Structural, optical and electronic properties of hydrogenated polymorphous silicon films deposited at 150°C

Abstract

When silicon thin films are deposited by plasma enhanced chemical vapor deposition in a plasma regime close to the formation of powder, a new type of material, called hydrogenated polymorphous silicon (pm-Si:H) is obtained. This material has increased transport properties with respect to device-grade hydrogenated amorphous silicon (a-Si:H). To understand the origin of such improved transport properties, we made electrical measurements from which we deduced that the density of states at the Fermi level N( E F) and the carrier capture cross-section, σ c, in pm-Si:H films are at least 10 times lower and 5 times lower, respectively, than in a-Si:H films.
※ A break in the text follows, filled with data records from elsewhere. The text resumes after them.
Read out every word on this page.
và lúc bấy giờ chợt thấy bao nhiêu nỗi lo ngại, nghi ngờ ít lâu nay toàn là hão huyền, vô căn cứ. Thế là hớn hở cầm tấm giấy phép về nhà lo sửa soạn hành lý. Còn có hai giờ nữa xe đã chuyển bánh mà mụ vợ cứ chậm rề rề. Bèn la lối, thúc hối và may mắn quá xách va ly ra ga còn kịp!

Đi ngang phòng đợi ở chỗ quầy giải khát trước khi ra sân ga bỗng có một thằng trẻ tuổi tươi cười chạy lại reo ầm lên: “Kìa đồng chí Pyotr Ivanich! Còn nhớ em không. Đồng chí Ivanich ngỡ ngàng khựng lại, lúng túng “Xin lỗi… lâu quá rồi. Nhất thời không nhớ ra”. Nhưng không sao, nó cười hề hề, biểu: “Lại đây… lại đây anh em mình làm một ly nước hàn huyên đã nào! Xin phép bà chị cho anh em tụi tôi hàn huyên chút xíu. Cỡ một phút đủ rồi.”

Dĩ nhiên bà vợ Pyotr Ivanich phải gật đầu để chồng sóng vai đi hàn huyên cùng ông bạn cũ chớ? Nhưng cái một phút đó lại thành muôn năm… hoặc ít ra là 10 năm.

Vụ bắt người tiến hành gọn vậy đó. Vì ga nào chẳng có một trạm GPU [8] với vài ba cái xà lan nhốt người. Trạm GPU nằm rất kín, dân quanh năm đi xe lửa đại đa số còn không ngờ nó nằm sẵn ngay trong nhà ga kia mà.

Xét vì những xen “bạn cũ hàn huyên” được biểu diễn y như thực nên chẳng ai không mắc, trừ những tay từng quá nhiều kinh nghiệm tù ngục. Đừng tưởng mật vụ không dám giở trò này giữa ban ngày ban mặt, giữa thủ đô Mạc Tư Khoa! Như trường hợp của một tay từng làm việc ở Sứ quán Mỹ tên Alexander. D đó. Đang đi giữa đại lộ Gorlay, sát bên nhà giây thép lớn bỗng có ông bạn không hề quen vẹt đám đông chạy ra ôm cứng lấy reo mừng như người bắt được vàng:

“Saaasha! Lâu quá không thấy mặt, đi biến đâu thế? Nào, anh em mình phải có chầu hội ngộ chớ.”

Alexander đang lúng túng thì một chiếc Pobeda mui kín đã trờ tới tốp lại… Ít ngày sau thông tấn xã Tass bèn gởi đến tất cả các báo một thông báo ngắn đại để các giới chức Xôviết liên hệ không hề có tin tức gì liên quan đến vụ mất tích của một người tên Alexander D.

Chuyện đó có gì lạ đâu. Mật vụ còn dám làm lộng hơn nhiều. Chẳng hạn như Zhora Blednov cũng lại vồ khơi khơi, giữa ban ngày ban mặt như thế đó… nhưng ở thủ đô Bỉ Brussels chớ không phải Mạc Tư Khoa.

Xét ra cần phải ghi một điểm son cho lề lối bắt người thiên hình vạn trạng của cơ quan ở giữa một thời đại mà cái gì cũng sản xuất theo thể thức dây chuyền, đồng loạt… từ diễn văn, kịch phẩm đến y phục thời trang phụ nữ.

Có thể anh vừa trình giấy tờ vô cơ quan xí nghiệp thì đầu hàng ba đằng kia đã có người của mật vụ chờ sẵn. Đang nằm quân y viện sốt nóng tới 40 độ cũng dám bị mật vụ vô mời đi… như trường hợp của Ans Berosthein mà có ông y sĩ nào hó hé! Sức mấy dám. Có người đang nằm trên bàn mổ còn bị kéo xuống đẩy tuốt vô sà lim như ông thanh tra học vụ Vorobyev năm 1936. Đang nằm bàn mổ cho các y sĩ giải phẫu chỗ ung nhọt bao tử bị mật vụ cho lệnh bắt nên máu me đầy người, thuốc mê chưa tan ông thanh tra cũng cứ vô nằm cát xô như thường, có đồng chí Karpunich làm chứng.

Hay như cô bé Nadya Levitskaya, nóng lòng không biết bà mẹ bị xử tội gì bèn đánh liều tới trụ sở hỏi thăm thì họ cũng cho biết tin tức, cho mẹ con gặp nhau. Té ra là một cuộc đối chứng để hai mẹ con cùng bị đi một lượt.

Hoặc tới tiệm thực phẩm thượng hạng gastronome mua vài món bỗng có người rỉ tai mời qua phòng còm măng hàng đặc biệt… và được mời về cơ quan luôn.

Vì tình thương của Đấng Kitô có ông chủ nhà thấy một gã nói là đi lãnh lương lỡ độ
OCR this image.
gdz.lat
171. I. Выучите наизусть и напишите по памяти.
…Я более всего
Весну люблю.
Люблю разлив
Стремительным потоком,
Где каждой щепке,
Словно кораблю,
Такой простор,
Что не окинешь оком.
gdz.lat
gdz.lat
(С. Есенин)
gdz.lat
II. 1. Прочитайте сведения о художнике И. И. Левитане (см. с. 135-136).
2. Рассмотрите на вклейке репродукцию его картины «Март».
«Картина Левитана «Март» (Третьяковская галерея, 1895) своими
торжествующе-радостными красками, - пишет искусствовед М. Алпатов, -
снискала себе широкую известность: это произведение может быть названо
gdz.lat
The crystallite sizes deduced from Raman spectra confirm high-resolution transmission electron microscopy measurements. The infrared stretching modes of pm-Si:H films have a band at ∼2035 cm −1 which is attributed to hydrogen platelets. The smaller density of states at the Fermi level N( E F) is explained in terms of improved amorphous matrix as confirmed by optical measurements. We suggest that the low capture cross-section, σ c, observed in these films results from a preferential carrier recombination path at grain boundary dangling bonds as predicted by theoretical calculations.